Nobody but a Roman citizen was allowed to become a member of a company of publicani; freedmen and slaves were excluded (Pseudo-Ascon. in Divinat. p113; Cic. c. Verr. III.39). No Roman magistrate however, or governor of a province, was allowed to take any share whatever in a company of publicani (Cic. c. Verr. III.57), a regulation which was chiefly intended as a protection against the oppression of the provincials. During the later period of the empire various changes were introduced in the farming of the public revenues. Although it was, on the whole, a rule that no person should be compelled to take any share in a company of publicani, yet such cases sometimes occurred (Burmann, Vectig. Pop. Rom. p138, &c.). From the time of Constantine the leases of the publicani were generally not longer than for three years (Cod. 4 tit. 61 s.4). Several parts of the revenue which had before been let to publicani, were now raised by especial officers appointed by the emperors (Burmann, l.c. p141, &c.).

All the persons hitherto mentioned as members of these companies, whether they held any office in such a company or not, and merely contributed their shares and received their portions of the profit (Cic. ad Att. I.19; Nepos, Att. 6), did not themselves take any part in the actual levying or collecting of the taxes in the provinces. This part of the business was performed by an inferior class of men, who were said operas publicanis dare, or esse in operis societatis (Val. Max. VI.9 §8; Cic. c. Verr. III.41, ad Fam. XIII.19; cf. c. Verr. II.70, pro Planc. 19). They were engaged by the publicani, and consisted of freedmen as well as slaves, Romans as well as provincials (Cic. c. Verr. II.77, de Prov. Cons. 5). This body of men is called familia publicanorum, and comprehended, according to the praetor's edict (Dig. 39 tit. 4 s.1), all persons who assisted the publicani in collecting the vectigal. Various laws were enacted in the course of time, which were partly intended to support the servants of the publicani in the performance of their duty, and partly to prevent them from acts of oppression (see Dig. 39 tit. 4: De Publicanis et vectigalib. et commissis; Gaius, IV.28).

The separate branches of the public revenue in the provinces (decumae, portoria, scriptura, and the revenues from the mines and saltworks) were mostly leased to separate companies of publicani; whence they were distinguished by names derived from that particular branch which they had taken in farm; e.g. decumani, pecuarii or scripturarii, salinarii or mancipes salinarum, &c. (Pseudo-Asconl.c.; cf. Decumae, Portorium, Salinae, Scriptura.) On some occasions, however, one company of publicani farmed two or more branches at once; thus we have an instance of a societas farming the portorium and the scriptura at the same time (Cic. c. Verr.

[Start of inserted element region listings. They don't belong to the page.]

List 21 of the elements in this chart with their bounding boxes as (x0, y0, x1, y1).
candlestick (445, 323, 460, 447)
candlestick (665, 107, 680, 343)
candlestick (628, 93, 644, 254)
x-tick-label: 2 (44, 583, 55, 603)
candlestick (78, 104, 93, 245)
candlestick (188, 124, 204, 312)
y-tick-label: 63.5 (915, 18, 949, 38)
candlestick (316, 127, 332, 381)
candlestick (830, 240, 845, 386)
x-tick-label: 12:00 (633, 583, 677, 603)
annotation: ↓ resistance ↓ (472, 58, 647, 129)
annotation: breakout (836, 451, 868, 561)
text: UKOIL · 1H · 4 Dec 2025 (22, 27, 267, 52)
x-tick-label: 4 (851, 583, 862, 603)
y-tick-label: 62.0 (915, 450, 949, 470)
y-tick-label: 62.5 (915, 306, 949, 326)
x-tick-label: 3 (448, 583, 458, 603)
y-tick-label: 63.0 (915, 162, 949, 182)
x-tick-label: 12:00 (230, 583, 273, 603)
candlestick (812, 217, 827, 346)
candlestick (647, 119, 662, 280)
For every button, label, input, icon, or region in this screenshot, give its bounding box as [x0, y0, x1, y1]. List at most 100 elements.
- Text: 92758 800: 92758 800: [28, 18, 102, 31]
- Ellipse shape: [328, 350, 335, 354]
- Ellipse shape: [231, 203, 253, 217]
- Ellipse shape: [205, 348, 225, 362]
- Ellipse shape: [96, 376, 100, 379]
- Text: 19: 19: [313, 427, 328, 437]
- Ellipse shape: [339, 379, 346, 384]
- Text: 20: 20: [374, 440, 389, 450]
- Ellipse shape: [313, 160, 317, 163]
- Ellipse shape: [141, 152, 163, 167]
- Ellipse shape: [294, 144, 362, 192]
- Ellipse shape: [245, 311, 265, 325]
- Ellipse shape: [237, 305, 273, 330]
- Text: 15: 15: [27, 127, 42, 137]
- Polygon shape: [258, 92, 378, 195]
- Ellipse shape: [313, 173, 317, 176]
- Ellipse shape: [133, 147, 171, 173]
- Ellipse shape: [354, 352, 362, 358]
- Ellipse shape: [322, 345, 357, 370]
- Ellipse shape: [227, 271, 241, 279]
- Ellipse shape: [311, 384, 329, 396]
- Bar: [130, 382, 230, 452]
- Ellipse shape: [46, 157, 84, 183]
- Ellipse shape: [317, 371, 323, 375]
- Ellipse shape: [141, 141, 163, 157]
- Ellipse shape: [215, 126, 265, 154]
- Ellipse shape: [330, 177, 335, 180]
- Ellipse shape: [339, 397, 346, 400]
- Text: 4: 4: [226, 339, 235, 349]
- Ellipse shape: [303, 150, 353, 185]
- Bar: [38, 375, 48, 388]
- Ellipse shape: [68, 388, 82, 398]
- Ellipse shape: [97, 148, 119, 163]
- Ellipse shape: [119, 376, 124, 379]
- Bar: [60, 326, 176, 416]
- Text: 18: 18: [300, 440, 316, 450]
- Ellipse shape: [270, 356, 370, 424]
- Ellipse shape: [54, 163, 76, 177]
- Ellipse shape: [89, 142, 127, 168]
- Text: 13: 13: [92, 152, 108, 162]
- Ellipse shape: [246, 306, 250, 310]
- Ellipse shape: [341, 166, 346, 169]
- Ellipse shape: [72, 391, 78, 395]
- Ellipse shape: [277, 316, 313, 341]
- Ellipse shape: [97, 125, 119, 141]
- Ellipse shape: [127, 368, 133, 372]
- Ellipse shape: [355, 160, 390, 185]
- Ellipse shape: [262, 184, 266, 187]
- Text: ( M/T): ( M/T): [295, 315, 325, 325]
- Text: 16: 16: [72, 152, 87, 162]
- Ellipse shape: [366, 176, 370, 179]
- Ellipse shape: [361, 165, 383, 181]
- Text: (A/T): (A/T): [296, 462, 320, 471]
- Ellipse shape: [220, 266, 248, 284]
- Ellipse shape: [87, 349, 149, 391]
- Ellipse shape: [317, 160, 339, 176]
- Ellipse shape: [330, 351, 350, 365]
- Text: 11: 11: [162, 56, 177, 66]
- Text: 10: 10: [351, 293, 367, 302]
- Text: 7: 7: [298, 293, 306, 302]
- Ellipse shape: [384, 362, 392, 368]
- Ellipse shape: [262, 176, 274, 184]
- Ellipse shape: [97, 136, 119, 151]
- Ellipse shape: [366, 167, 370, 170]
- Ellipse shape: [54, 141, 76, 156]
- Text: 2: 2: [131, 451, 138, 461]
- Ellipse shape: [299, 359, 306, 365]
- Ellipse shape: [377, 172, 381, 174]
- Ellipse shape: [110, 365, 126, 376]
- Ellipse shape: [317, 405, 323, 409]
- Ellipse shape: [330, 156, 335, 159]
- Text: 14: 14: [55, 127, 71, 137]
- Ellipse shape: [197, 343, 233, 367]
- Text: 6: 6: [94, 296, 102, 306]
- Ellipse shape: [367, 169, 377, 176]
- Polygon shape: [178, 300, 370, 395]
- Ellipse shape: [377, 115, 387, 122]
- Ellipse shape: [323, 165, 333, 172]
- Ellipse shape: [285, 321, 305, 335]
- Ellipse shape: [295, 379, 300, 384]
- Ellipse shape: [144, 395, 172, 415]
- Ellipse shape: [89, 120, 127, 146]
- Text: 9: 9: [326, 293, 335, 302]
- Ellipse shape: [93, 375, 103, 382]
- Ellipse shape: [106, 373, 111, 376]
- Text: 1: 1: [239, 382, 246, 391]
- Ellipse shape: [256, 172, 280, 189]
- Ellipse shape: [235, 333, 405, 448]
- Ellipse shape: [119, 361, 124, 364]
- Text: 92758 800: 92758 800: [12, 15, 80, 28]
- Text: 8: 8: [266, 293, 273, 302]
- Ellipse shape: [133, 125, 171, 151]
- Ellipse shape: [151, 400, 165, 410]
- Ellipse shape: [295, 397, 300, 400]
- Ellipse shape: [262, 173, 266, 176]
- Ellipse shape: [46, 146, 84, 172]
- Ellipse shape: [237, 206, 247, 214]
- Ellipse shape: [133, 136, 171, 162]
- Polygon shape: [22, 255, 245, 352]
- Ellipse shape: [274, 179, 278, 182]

II.70). The commentator, who goes by the name of Asconius, asserts that the portitores were publicani who farmed the portorium; but from all the passages where they are mentioned in ancient writers, it is beyond all doubt that the portitores were not publicani properly so called, but only their servants engaged in examining the goods imported or exported, and levying the custom-duties upon them. They belonged to the same class as the publicans of the New Testament (St. Luke, v.27, 29). Respecting the impudent  p974 way in which these inferior officers sometimes behaved towards travellers and merchants, see Plaut. Menaech. I.2.5, &c.; Cic. ad Quint. Fr. I.1; Plut. de Curiosit. p518E (cf. Burmann, de Vectig. c. 9).